Still skeptical about using video in the B2B space? Consider this. According to the Pew Internet & American Life Project, more online Americans are using video-sharing sites, and more frequently. As of May 2011, 71% of online adults reported watching videos on a video-sharing site, such as YouTube or Vimeo.
As you know, user conferences are a great place for your customers to learn more about your products, meet members of your company, and provide valuable feedback on your products and services. On the flip side, though, user conferences are a great venue for gathering valuable content for your website and YouTube channel.
To get the most out of your next user conference, consider these video tips:
- User conferences provide an ideal setting for securing customer video testimonials because everyone is in one location, usually for a couple days.

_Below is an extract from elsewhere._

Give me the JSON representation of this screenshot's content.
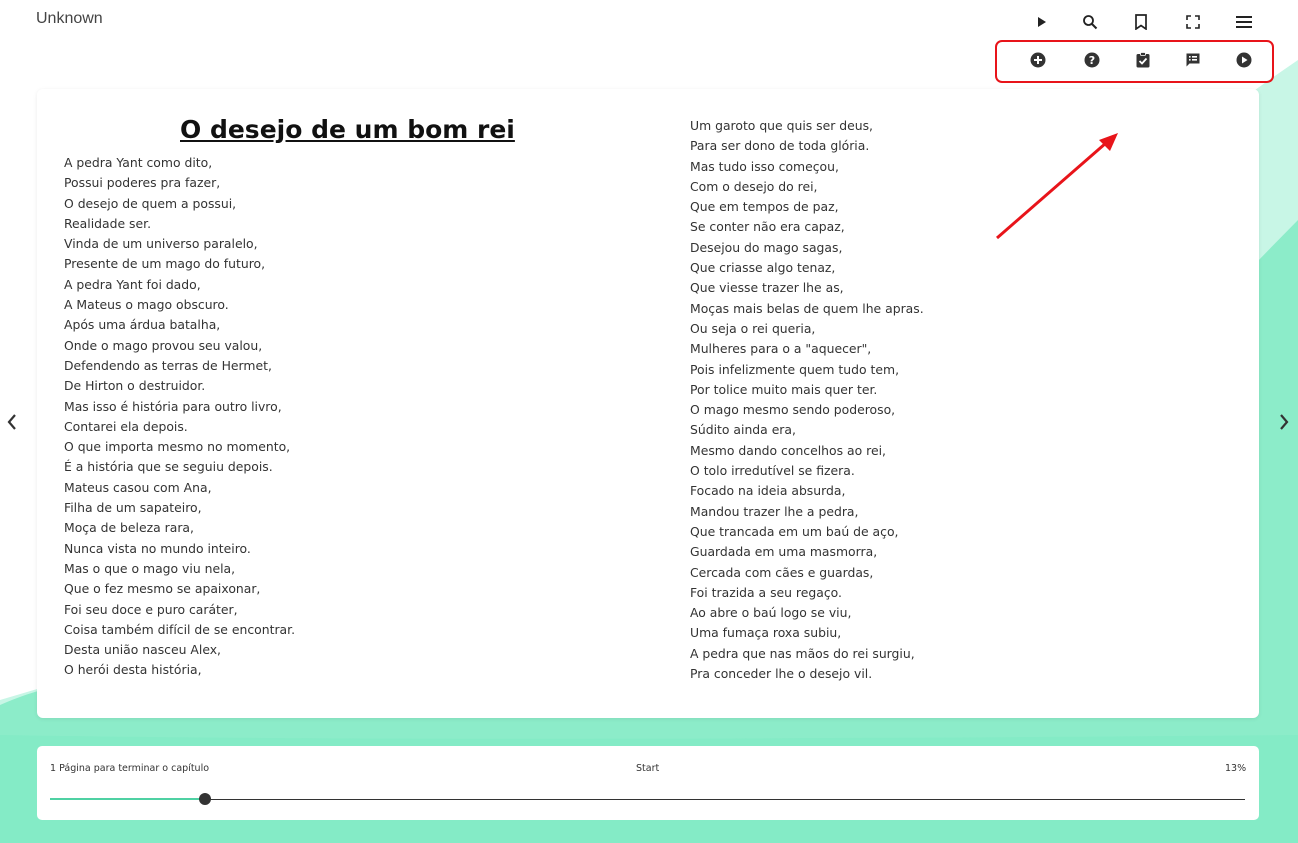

When you start recording, though, don’t limit yourself to just customers. Your executives – especially those out-of-town – will be onsite for the conference too, so it’s the perfect time to record thought leadership videos of them speaking on a topic of special interest to them.
- Book ahead. Identify the top customers/company executives who plan to attend the conference and invite them a week or so ahead of time to shoot a video with you while at the event. That way, they can make time between sessions to meet with you, and you won’t have to scramble to find video participants when onsite.
- Develop a standard list of questions. Not only does this ensure a consistent interview for everyone, but it also guarantees you create content that is compelling and addresses your audience’s needs. The absolute worst thing to do is to put your customer in front of the camera and start asking questions off the top of your head.
- Having trouble getting customers to sign up for a video? Then consider an incentive. Even a small one, like a Starbucks card, will encourage people to participate.
- When you start to produce the videos, be sure to add “supers.” This copy, which is superimposed over the video, helps reinforce the main points the speaker is making.
- Once the videos are complete and ready for upload to YouTube, take a close look at your channel. If it isn’t branded with your company logo, colors, etc., take the time (it won’t take long, I promise!) to incorporate your company brand.
- Finally, think beyond YouTube. Once you have some videos in the can, they can be great pieces of content for your automated marketing campaigns.